陈鑫看著他,没急著答,反而问:“刘邦后来干啥去了?”

张牧之愣了一下,隨即笑了:“当皇帝了。”

“项羽呢?”陈鑫又问。

张牧之皱眉思索了一下,说:“那,咱真的赴宴吗?”

陈鑫拍了拍他的肩膀:“赴,为啥不赴。他们想聊,咱就陪他们聊。”

不久之后,夜幕完全降临。

工人们都走了,车间的灯灭了大半,只剩门口两盏马灯。

陈鑫骑著他的二八大槓布,张牧之骑另一辆,跟在旁边。

街上的路灯亮著,昏黄的光洒在土路上,冰碴子反光。

这是严冬的晚上,街上没多少人,偶尔有辆自行车经过,车铃叮铃响。

“咱不是去吵架的,”陈鑫说,“但要做好吵架,甚至打架的准备。”

和平饭店门口掛著红灯笼,风吹得灯笼晃。

门口的服务员穿得整齐,见他们来,赶紧掀了门帘。

蒋南已经在门口等了,手里捏著烟,没点。“陈厂长,张同志,可算来了。

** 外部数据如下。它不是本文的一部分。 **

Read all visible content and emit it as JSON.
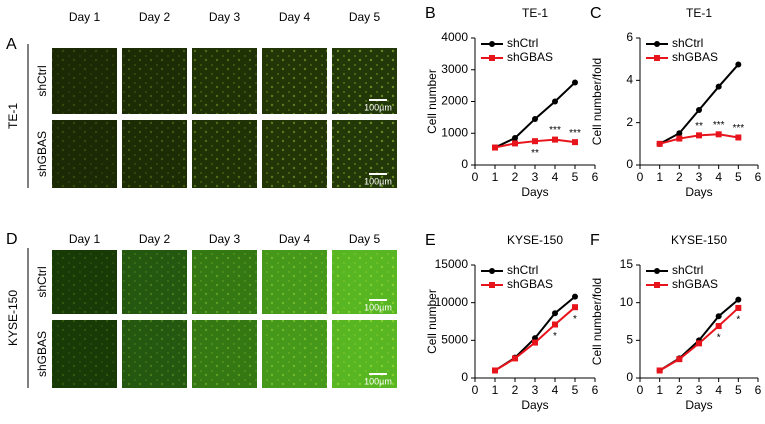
{
  "image_panels": [
    {
      "panel": "A",
      "cell_line": "TE-1",
      "days": [
        "Day 1",
        "Day 2",
        "Day 3",
        "Day 4",
        "Day 5"
      ],
      "rows": [
        "shCtrl",
        "shGBAS"
      ],
      "scale_bar": "100µm"
    },
    {
      "panel": "D",
      "cell_line": "KYSE-150",
      "days": [
        "Day 1",
        "Day 2",
        "Day 3",
        "Day 4",
        "Day 5"
      ],
      "rows": [
        "shCtrl",
        "shGBAS"
      ],
      "scale_bar": "100µm"
    }
  ],
  "chart_data": [
    {
      "type": "line",
      "panel": "B",
      "title": "TE-1",
      "x_label": "Days",
      "y_label": "Cell number",
      "x": [
        1,
        2,
        3,
        4,
        5
      ],
      "xlim": [
        0,
        6
      ],
      "xticks": [
        0,
        1,
        2,
        3,
        4,
        5,
        6
      ],
      "ylim": [
        0,
        4000
      ],
      "yticks": [
        0,
        1000,
        2000,
        3000,
        4000
      ],
      "series": [
        {
          "name": "shCtrl",
          "color": "#000000",
          "marker": "circle",
          "values": [
            550,
            850,
            1450,
            2000,
            2600
          ]
        },
        {
          "name": "shGBAS",
          "color": "#e8141c",
          "marker": "square",
          "values": [
            550,
            680,
            750,
            800,
            720
          ]
        }
      ],
      "significance": [
        null,
        null,
        "**",
        "***",
        "***"
      ],
      "legend": "upper left"
    },
    {
      "type": "line",
      "panel": "C",
      "title": "TE-1",
      "x_label": "Days",
      "y_label": "Cell number/fold",
      "x": [
        1,
        2,
        3,
        4,
        5
      ],
      "xlim": [
        0,
        6
      ],
      "xticks": [
        0,
        1,
        2,
        3,
        4,
        5,
        6
      ],
      "ylim": [
        0,
        6
      ],
      "yticks": [
        0,
        2,
        4,
        6
      ],
      "series": [
        {
          "name": "shCtrl",
          "color": "#000000",
          "marker": "circle",
          "values": [
            1,
            1.5,
            2.6,
            3.7,
            4.75
          ]
        },
        {
          "name": "shGBAS",
          "color": "#e8141c",
          "marker": "square",
          "values": [
            1,
            1.25,
            1.4,
            1.45,
            1.3
          ]
        }
      ],
      "significance": [
        null,
        null,
        "**",
        "***",
        "***"
      ],
      "legend": "upper left"
    },
    {
      "type": "line",
      "panel": "E",
      "title": "KYSE-150",
      "x_label": "Days",
      "y_label": "Cell number",
      "x": [
        1,
        2,
        3,
        4,
        5
      ],
      "xlim": [
        0,
        6
      ],
      "xticks": [
        0,
        1,
        2,
        3,
        4,
        5,
        6
      ],
      "ylim": [
        0,
        15000
      ],
      "yticks": [
        0,
        5000,
        10000,
        15000
      ],
      "series": [
        {
          "name": "shCtrl",
          "color": "#000000",
          "marker": "circle",
          "values": [
            1000,
            2700,
            5300,
            8600,
            10800
          ]
        },
        {
          "name": "shGBAS",
          "color": "#e8141c",
          "marker": "square",
          "values": [
            1000,
            2600,
            4700,
            7100,
            9400
          ]
        }
      ],
      "significance": [
        null,
        null,
        null,
        "*",
        "*"
      ],
      "legend": "upper left"
    },
    {
      "type": "line",
      "panel": "F",
      "title": "KYSE-150",
      "x_label": "Days",
      "y_label": "Cell number/fold",
      "x": [
        1,
        2,
        3,
        4,
        5
      ],
      "xlim": [
        0,
        6
      ],
      "xticks": [
        0,
        1,
        2,
        3,
        4,
        5,
        6
      ],
      "ylim": [
        0,
        15
      ],
      "yticks": [
        0,
        5,
        10,
        15
      ],
      "series": [
        {
          "name": "shCtrl",
          "color": "#000000",
          "marker": "circle",
          "values": [
            1,
            2.6,
            5,
            8.2,
            10.4
          ]
        },
        {
          "name": "shGBAS",
          "color": "#e8141c",
          "marker": "square",
          "values": [
            1,
            2.5,
            4.6,
            6.9,
            9.3
          ]
        }
      ],
      "significance": [
        null,
        null,
        null,
        "*",
        "*"
      ],
      "legend": "upper left"
    }
  ]
}
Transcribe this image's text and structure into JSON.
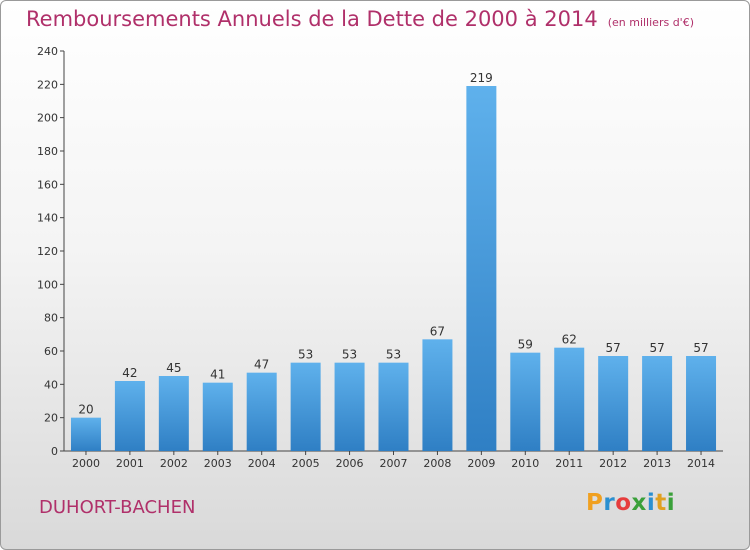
{
  "header": {
    "title": "Remboursements Annuels de la Dette de 2000 à 2014",
    "unit": "(en milliers d'€)"
  },
  "footer": {
    "commune": "DUHORT-BACHEN",
    "logo": {
      "letters": [
        "P",
        "r",
        "o",
        "x",
        "i",
        "t",
        "i"
      ],
      "colors": [
        "#f0a020",
        "#2a8fd0",
        "#e63c3c",
        "#3aa03a",
        "#2a8fd0",
        "#e0a020",
        "#3aa03a"
      ]
    }
  },
  "colors": {
    "bar_light": "#5fb1ec",
    "bar_dark": "#2f7fc4",
    "title": "#b0306a"
  },
  "chart_data": {
    "type": "bar",
    "title": "Remboursements Annuels de la Dette de 2000 à 2014",
    "xlabel": "",
    "ylabel": "",
    "categories": [
      "2000",
      "2001",
      "2002",
      "2003",
      "2004",
      "2005",
      "2006",
      "2007",
      "2008",
      "2009",
      "2010",
      "2011",
      "2012",
      "2013",
      "2014"
    ],
    "values": [
      20,
      42,
      45,
      41,
      47,
      53,
      53,
      53,
      67,
      219,
      59,
      62,
      57,
      57,
      57
    ],
    "ylim": [
      0,
      240
    ],
    "yticks": [
      0,
      20,
      40,
      60,
      80,
      100,
      120,
      140,
      160,
      180,
      200,
      220,
      240
    ],
    "grid": false,
    "legend": "none"
  }
}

”

他迎上来,笑得客气。

领著两人往里走,饭店里暖烘烘的,比外面强太多。

找了个小包间,摆著张圆桌,桌上已经摆了几个菜,冒著热气。

“就咱仨,”蒋南拉了把椅子,“人多了,说话不方便。”

陈鑫坐下,拿起筷子,没动。

桌上的红烧肉油亮油亮的,在 1990年算是硬菜。

蒋南给两人倒酒,是本地的白酒,瓶身上印著“山海特曲”。

“陈厂长,您这鑫源厂,最近在市里可是出了名。”

蒋南先客套,“一开始你们厂那么困难,现在却红红火火的,不容易啊。”

陈鑫喝了口酒,辣得嗓子烧:“都是工人肯干,运气好。”

蒋南笑了笑,夹了块肉慢慢嚼:“咱都是做烟花的,知道这行的难处。”

“市政府的晚会,就一家能中,这竞爭,太激烈。”

他放下筷子,看著陈鑫:“有时候,太爭强,也不是好事。”

陈鑫心里清楚,重头戏要来了,没接话,等著他往下说。

“我知道您厂里有好东西,明天討论会,肯定能出彩。”

蒋南的手指在桌上敲了敲,“可要是能在关键时候让一让,大家都能有好处。”

“不至於两败俱伤,您说是不是?”

他顿了顿,又补了句:“我们苦河厂,也不会让您白白让步。该有的报酬,一分不会少,陈厂长意下如何?”

陈鑫端著酒杯,没喝,往张牧之那边瞥了一眼。

张牧之也看著他,眼里带著冷笑。

俩人都明白蒋南的意思。

苦河厂是想让鑫源厂在討论会上故意输给他们,別抢他们的单子。

然后苦河厂也会给一笔钱,算是补偿。

陈鑫心里想,这也太看不起人了。

鑫源厂不是软柿子,想捏就能捏。

他放下酒杯,手指敲著桌子,篤篤响。

必须拒绝!

但问题是:怎么拒绝?

我並不怕得罪他们。

但要是可以既拒绝,又不得罪他们,那是最好了。

当然也不能太卑微。

得找个说法,既表明態度,又不让对方下不来台。

包间里的灯挺亮,照在蒋南的脸上,能看见他嘴角的笑有点僵。

桌上的菜还冒著热气,可没人再动筷子。

蒋南又问:“陈厂长,怎么样?”

张牧之在旁边坐著,没说话,等著陈鑫开口。

陈鑫的手指还在敲桌子,节奏不快,一下一下。